국회 예산 정책처 용역으로 진행한 정보화 사업 시각화 자료입니다.
# https://junhewk.github.io/text/2017/08/08/cooccurence-matrix-with-Naver-blog/
# install.packages("rvest")
# install.packages("KoNLP")
# install.packages("stringr")
# install.packages("tm")
# install.packages("qgraph")
# install.packages("dplyr")
# install.packages("networkD3")
install.packages('pacman')
library(pacman)
p_load('rvest','KoNLP','stringr','tm','qgraph','dplyr','networkD3')
library(rvest)
library(KoNLP)
library(stringr)
library(tm)
library(qgraph)
library(dplyr)
library(networkD3)
library(openxlsx)
library(tidyr)
useNIADic()
data<-read.xlsx('D:/용역/5. 정보화사업/정보화사업리스트_전체.xlsx')
data<-data[,6]
texts<-data
cps <- VCorpus(VectorSource(texts))
tdm <- TermDocumentMatrix(cps,
control = list(weighting= weightBin,
tokenize=words,
removePunctuation = T,
removeNumbers = T,
stopwords = c('차년도','구축차')))
tdm <- as.matrix(tdm)
tdm.matrix<-tdm
word.count <- rowSums(tdm.matrix)
word.order <- order(word.count, decreasing=TRUE)

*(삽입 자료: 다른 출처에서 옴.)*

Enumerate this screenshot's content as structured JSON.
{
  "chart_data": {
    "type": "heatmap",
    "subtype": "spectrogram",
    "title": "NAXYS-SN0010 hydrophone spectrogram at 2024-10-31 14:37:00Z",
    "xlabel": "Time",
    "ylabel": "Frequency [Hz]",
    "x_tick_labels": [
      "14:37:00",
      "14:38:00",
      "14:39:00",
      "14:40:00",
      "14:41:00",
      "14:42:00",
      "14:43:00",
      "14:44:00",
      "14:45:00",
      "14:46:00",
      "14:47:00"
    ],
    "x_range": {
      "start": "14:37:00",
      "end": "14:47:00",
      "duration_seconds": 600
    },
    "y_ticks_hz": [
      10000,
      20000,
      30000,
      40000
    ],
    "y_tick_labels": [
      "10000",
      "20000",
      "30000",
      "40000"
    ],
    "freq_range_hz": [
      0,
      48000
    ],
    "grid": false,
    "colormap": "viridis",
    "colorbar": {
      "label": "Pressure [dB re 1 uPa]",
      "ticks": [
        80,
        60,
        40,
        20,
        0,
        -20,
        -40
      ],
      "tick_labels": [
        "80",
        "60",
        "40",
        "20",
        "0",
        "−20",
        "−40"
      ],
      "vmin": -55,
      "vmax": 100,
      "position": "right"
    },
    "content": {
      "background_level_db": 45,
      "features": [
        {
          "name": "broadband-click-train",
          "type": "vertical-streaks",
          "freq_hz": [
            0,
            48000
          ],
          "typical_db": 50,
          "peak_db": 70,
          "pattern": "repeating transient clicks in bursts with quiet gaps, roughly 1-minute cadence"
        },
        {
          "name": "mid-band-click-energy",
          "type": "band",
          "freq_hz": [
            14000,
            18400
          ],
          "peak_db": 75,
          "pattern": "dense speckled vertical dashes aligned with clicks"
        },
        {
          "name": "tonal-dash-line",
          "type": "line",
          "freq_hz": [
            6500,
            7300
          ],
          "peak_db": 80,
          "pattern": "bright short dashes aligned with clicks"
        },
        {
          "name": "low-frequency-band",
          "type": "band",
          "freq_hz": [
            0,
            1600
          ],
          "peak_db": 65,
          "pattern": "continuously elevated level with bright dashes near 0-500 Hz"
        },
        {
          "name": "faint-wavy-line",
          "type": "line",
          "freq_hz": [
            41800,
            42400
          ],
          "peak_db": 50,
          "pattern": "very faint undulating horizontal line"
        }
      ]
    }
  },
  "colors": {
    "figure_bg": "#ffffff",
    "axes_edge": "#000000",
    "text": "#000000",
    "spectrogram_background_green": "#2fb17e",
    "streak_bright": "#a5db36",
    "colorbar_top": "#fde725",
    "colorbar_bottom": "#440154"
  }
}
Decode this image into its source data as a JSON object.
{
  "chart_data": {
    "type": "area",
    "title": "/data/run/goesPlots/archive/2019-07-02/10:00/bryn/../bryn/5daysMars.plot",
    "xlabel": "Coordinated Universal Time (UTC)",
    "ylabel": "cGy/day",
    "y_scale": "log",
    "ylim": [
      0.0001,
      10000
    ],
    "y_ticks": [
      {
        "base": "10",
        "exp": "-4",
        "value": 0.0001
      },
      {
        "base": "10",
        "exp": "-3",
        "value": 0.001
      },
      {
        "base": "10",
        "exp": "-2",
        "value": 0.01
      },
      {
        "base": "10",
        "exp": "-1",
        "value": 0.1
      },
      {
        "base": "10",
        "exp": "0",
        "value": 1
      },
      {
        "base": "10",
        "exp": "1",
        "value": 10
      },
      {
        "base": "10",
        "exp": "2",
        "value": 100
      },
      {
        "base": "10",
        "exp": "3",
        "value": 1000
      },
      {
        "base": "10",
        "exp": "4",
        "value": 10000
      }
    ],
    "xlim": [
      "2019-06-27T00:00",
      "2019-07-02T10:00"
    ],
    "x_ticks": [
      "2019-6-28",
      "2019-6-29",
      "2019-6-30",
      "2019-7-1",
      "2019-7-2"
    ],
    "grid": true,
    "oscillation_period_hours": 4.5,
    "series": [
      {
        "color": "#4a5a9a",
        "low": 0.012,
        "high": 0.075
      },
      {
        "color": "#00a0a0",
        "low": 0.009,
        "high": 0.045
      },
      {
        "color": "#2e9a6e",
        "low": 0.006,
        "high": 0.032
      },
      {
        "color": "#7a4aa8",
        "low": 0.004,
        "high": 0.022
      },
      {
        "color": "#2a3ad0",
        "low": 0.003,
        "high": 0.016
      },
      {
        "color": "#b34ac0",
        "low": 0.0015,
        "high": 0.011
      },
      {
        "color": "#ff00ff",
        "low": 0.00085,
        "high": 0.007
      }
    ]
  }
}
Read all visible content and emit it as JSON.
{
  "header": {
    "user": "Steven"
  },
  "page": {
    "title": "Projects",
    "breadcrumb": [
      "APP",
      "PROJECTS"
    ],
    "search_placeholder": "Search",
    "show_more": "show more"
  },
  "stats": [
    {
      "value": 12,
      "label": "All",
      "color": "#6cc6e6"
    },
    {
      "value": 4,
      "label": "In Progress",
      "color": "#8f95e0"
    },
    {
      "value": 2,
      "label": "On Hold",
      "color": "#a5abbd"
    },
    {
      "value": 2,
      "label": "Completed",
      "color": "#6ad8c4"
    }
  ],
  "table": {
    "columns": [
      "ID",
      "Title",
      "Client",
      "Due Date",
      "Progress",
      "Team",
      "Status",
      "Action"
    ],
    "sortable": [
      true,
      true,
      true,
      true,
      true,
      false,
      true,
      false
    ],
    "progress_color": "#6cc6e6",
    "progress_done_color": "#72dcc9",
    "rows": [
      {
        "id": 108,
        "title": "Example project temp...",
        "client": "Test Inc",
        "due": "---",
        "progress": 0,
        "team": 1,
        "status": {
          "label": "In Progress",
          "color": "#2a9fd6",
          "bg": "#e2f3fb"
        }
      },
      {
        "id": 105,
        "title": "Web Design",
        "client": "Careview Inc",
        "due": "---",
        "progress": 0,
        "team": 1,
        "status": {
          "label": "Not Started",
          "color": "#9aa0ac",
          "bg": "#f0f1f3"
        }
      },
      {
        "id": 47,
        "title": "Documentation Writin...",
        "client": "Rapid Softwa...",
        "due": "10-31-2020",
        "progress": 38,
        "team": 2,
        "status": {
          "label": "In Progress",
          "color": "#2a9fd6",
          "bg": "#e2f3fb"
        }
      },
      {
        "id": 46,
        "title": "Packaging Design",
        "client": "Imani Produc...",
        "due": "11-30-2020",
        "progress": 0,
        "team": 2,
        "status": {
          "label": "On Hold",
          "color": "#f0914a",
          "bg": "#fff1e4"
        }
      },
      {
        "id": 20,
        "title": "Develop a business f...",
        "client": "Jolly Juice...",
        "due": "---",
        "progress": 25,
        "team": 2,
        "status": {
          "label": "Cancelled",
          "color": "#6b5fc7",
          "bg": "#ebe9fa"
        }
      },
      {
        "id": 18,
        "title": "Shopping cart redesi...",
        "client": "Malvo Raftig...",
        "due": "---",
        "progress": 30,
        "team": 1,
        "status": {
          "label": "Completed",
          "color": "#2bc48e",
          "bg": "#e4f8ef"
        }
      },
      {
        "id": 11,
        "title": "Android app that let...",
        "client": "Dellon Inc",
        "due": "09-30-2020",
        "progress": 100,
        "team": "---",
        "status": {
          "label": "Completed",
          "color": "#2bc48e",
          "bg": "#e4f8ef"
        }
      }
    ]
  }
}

freq.words <- tdm.matrix[word.order[1:30], ]
co.matrix <- freq.words %*% t(freq.words)
par(family="Apple SD Gothic Neo")
qgraph(co.matrix, labels=rownames(co.matrix),
diag=FALSE, layout='spring', threshold=3,
vsize=log(diag(co.matrix)) * 2)
node_df <- data_frame(node=rownames(co.matrix), value=as.numeric(diag(co.matrix))) %>%
mutate(idx=row_number()-1)
# install.packages("reshape2")
library(reshape2)
link_df <- as.data.frame.table(co.matrix) %>%
filter(Freq > 3) %>%
rename(source=Terms, target=Terms.1, n=Freq) %>%
left_join(node_df %>% rename(source_idx=idx) %>% select(-value), by=c('source'='node')) %>%
left_join(node_df %>% rename(target_idx=idx) %>% select(-value), by=c('target'='node'))
forceNetwork(Links=as.data.frame(link_df), Nodes=as.data.frame(node_df),
Source='source_idx', Target='target_idx',
NodeID='node', Group='node')
forceNetwork(Links=as.data.frame(link_df), Nodes=as.data.frame(node_df),
Source='source_idx', Target='target_idx',linkColour = 'gray', linkWidth = JS("function(d) { return Math.sqrt(d.value)*0.3; }"),
NodeID='node', Group='node', Nodesize='value', Value='n', bounded=TRUE,charge=-60,
radiusCalculation=JS("Math.sqrt(d.nodesize)*1.5"),
opacityNoHover=TRUE, linkDistance=150,
zoom=TRUE, opacity=10000, fontSize=15,
fontFamily="Apple SD Gothic Neo")
forceNetwork(Links=as.data.frame(link_df), Nodes=as.data.frame(node_df),
Source='source_idx', Target='target_idx',zoom=TRUE,radiusCalculation=JS("Math.sqrt(d.nodesize)"),
NodeID='node', Group='node',opacityNoHover=TRUE,opacity=10000)